Writing stencils for CuArray

I am adapting a PDE solver to work on GPU. Being lazy, I was hoping that something like

using CuArrays

A = rand(5, 5, 5) |> CuArray{Float64}
B = similar(A)
Is = CartesianIndices((2:4, 2:4))
@views @. B[Is.indices..., :] = A[Is.indices..., :]

would work (it works well on CPU), but instead it gives me a MethodError: no method matching Array(::Tuple{UnitRange{Int64},UnitRange{Int64},Base.Slice{Base.OneTo{Int64}}}). Looking at subarray.jl in CuArrays, it looks like this is caused by the fallback to SubArray when the memory is non-contiguous. Indeed, view-based broadcasting works without issue when the view is contiguous.

A few questions:

  1. Are there plans to make the above behavior work?
  2. I should probably just implement an optimized stencil for my code anyway. I have seen Tim Besard’s slides and a previous discussion, but they are light on details on how to write stencils using CudaNative. Does anyone have suggestions of literature or examples in the wild?

EDIT: I just discovered GPUifyLoops.jl. I have a loop-version of my code, so I’ll give it a try and report back. Still interested in hearing anyone’s experience coding stencils by hand in CUnative or with GPUifyLoops

The main customer for GPUifyLoops is Oceananigans, so it’s worth checking out how their kernels are implemented.

Update:

Thanks for the link, I got it to work with GPUifyLoops pretty easily using that as a scaffold (mostly for debugging reasons, the tutorials across the GPU libraries are fairly… sparse). It seems to give the speedups I was expecting, though I’m sure there’s more performance I could squeeze out if I needed to by dropping down to kernels.

The biggest issue I ran into was understanding where and how to call the GPUified functions, if done incorrectly it gave me worldage issues (due to the way I was writing a function closure and calling the code). The error was a vague tt not defined in the internals of CUDAnative, in case anyone runs into this problem in the future.

Errors like that are almost always bugs, so please file issues for them.

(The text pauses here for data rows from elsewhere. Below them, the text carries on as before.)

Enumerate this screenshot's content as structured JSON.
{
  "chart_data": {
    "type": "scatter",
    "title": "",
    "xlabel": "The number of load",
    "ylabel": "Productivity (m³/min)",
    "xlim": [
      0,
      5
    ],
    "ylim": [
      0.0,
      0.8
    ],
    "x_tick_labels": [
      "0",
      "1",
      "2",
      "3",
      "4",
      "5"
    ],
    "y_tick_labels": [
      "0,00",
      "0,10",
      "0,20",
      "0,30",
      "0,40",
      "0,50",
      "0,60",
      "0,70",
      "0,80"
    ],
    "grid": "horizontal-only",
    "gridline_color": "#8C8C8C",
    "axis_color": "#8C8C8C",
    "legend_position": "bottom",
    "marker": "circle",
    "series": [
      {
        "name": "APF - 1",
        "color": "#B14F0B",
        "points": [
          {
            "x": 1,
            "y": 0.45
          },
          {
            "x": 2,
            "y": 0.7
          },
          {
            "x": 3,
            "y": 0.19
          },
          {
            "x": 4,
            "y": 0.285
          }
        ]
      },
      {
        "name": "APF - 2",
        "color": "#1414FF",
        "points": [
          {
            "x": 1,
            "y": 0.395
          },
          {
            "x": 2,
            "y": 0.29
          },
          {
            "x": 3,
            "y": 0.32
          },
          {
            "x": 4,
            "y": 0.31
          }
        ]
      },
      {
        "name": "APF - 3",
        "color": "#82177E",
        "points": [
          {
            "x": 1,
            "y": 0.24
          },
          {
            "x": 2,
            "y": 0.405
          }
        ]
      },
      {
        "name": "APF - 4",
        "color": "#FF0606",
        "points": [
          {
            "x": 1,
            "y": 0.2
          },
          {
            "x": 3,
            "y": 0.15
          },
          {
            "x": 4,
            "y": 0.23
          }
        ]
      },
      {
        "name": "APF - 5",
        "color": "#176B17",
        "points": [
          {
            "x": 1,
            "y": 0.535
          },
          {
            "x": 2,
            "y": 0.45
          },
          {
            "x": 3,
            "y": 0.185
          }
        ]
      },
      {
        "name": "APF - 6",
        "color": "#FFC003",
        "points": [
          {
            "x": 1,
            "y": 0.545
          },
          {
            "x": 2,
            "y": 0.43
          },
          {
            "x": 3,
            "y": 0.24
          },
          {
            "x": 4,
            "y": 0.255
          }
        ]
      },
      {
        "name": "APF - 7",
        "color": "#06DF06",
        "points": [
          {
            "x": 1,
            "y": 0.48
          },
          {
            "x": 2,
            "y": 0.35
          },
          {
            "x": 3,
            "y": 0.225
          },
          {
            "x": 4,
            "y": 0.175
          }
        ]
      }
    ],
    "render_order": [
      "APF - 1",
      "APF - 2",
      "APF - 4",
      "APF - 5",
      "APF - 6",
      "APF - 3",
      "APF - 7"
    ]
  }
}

Hi @platawiec I’m the main developer of Oceananigans.jl and have been using GPUifyLoops.jl for a while with great results. Apologies for the messy code if you looked at it, we’re still in development/bootstrap mode!

You probably already know this out but depending on the PDE you’re trying to solve you should be able to fully utilize the GPU, as long as your numerical methods parallelize well. I had to write the operators to act element-wise (e.g. calculate the x-derivative at i,j,k, calculate viscosity at i,j,k, etc.) so that they could be used by each thread, then tried to cram as many operations into each kernel.

Should work great for hyperbolic PDEs (we explicitly time step a form of Navier-Stokes), and we solve an elliptic problem with FFTs which are thankfully super-fast on the GPU (Poisson equation for the pressure field).

I have a pretty old PR open with an example showing how to calculate the divergence of a vector field with GPUifyLoops.jl in case anyone finds it helpful: https://github.com/vchuravy/GPUifyLoops.jl/pull/18

For kernels with large stencils or heavy memory access patterns, they seem to require lots of registers which means you can’t saturate the GPU with threads as each thread requires too many registers. With the help of @maleadt and @vchuravy we’ve been experimenting with using shared memory for these kernels, but haven’t implemented anything complete. There’s an open PR in GPUifyLoops with an @stencil abstraction if you’re interested: https://github.com/vchuravy/GPUifyLoops.jl/pull/81

Is your code open source? Would love to see another code doing GPU stencils in Julia!

I tried to reproduce the error but didn’t have any luck - I think I was making some syntax mistake, and now I can’t remember exactly how. I agree it would have been nice for me to file the issue, even if only for a better error message, so I’ll try to be more diligent next time.

Thanks for the response, and your work on Oceananigans! I got it to work with some peeking at your code. For now I’m happy with the speed ups, but looking ahead I think that there’s performance gains to be had with a more sophisticated implementation.

Even though I have some nominal idea of how GPU architecture works, I think what I need help understanding is how that translates to optimal array/memory layout, optimal operation order, or the necessity of using shared memory.